Last week it was Aaron Rodgers and the Green Bay Packers piling up 451 yards and 30 points on the Bears, with the secondary in particular being unable to make a play at pivotal moments. This week it was the Washington Redskins, going one better than the Packers and amassing 478 yards and 41 points, albeit with help from a Chicago offense that twice gave Washington the football on interceptions inside the Chicago 30.
But the Redskins didn’t necessarily need the largesse of the Chicago offense to do what it did to the Bears. The defense that came in ranked No. 3 in sacks per pass play and fourth in total sacks with 37, at times looked to be playing a seven-on-seven drill, in which no rush is permitted. The lack of pressure exposed the lack of speed in the Bears secondary, with Washington averaging 15 yards per pass reception.
Washington had 318 offensive yards in the first half, 224 of those on passing by a defense that has been giving up just an average of 251 per game.

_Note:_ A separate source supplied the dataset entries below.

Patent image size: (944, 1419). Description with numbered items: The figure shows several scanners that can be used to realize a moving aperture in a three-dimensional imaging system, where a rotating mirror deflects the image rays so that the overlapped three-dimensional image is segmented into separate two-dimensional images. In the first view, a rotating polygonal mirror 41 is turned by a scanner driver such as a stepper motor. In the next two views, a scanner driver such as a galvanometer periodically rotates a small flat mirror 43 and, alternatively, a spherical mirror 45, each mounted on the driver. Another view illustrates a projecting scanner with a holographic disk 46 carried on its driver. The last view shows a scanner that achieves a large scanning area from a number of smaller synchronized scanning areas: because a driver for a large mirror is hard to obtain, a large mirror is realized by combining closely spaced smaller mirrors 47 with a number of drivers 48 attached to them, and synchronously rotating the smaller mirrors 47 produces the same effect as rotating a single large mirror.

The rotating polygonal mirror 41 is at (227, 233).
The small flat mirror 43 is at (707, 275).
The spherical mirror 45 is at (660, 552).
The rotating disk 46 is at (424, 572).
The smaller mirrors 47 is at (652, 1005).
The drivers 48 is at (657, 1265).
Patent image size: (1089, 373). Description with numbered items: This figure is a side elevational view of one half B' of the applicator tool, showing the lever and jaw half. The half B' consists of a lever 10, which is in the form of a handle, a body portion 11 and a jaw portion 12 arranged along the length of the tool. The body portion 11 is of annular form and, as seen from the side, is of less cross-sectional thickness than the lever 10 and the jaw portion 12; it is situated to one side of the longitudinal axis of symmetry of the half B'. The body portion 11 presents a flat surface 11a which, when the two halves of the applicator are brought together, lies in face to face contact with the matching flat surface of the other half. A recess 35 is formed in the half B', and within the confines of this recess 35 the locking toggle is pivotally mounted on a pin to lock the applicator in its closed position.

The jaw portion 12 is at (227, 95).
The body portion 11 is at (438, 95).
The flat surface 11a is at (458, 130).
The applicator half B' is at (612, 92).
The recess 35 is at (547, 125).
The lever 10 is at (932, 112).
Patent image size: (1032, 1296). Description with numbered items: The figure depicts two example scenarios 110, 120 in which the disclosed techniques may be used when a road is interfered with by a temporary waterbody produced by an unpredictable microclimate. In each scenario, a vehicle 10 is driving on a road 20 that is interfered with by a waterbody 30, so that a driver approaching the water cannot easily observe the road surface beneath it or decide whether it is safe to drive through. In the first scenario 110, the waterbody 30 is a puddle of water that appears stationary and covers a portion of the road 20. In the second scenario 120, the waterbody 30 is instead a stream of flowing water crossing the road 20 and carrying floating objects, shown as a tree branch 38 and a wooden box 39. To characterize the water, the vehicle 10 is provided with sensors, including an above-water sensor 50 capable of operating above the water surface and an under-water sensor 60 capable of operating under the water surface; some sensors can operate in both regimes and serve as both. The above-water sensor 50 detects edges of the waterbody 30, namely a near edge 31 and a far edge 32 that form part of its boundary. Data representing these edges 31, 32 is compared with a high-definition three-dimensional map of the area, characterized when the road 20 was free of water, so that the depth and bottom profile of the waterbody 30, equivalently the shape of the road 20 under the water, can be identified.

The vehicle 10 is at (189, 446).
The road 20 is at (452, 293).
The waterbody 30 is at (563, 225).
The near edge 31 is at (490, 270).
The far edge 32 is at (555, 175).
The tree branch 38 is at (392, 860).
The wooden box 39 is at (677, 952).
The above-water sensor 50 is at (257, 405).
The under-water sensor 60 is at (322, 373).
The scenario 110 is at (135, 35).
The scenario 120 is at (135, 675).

The situation was exacerbated by and somewhat the result of another rash of injuries to key defensive personnel involved in work against the pass: Leonard Floyd left in the first half with a concussion and Pernell McPhee injured a shoulder just before halftime, while safety Deon Bush was down with an ankle problem in the second quarter.
Defensive line: F
Washington rushed for 208 yards and quarterback Kirk Cousins was never sacked and took exactly one hit from a Bears defensive lineman – Akiem Hicks, who finished with 6 tackles, one for loss. Jonathan Bullard and Mitch Unrein each were credited with 2 tackles but pressure from down-linemen was lacking.
The pass rush on Kirk Cousins was virtually non-existent from the outset from the group expected to do the most at quarterback disruption.
Inside linebackers generated tackle totals but too many too deep in the secondary. Jerrell Freeman collected a game-high 9 tackles, including 8 solo and one for loss, in his return from a four-game suspension. Nick Kwiatkoski finished with 8 tackles but was ineffective in pass coverage.
Leonard Floyd, lost to a possible concussion in the first half, failed to close down on Chris Thompson’s 7-yard TD run in the first quarter, allowing Thompson a pass to the second level in short red-zone situation.
Pernell McPhee lost contain and was out-run by Cousins for a nine-yard TD run in the second quarter. McPhee was credited with 3 tackles while Willie Young failed to get to the quarterback as well, credited with 2 assisted tackles.
Kirk Cousins completed 18 of 29 passes for 270 yards and the Redskins converted on 8 of 13 third downs. The secondary was credited with just one pass defensed and again failed to come up with any desperately needed takeaways, and the breakdowns were throughout the secondary.
“We just didn’t cover,” said safety Adrian Amos. “The corners were by themselves. We just have to execute better, the safeties. The plays were there to be made; we just didn’t make enough of them.”
Cornerback Tracy Porter had perhaps his worst game as a pro. “I embarrassed myself,” he told reporters afterward. Porter was a step behind DeSean Jackson on what would turn into a 57-yard catch-and run, and behind Pierre Garcon on a 25-yarder in the second quarter. Porter then let Garcon get behind him for a 46-yard catch. Porter drew a 28-yard interference penalty for contact with Jackson late in the second quarter. Those plays represented a total of 156 yards for Washington in the first half.
Porter avoided further ignominy late in the third quarter when a Cousins pass went through the hands of Vernon Davis after the veteran tight end had gotten 10 yards separation from Porter in the Chicago end zone.
Deon Bush took a poor angle to close on a catch-and-run by DeSean Jackson, contributing to a 57-yard gainer in the first quarter after Jackson gained separation vs. Porter.
With Cre’Von LeBlanc inactive, recently acquired Johnathan Banks started at right cornerback, with Bryce Callahan at nickel. At one point in the second half rookie fourth-rounder Deiondre’ Hall was in for Porter (shoulder).
Hall appeared to need some instruction in correct behavior. He drew a flag for a hit to the face that injured Jackson in the third quarter, then drew a second hands-to-the-face flag well away from a play later in the drive that eventually ended with a Washington touchdown.
Special teams: C
The punt team executed a fake punt with up-man Chris Prosinski in the third quarter to sustain their opening possession in the half. The offense turned the ball over via interception two plays later but special teams gave the Bears an opportunity.
Deonte Thompson returned Washington’s first kickoff just 14 yards, for a starting point of the Chicago 15. The field-goal unit allowed too much middle penetration and got a 22-yard attempt be blocked in the first quarter.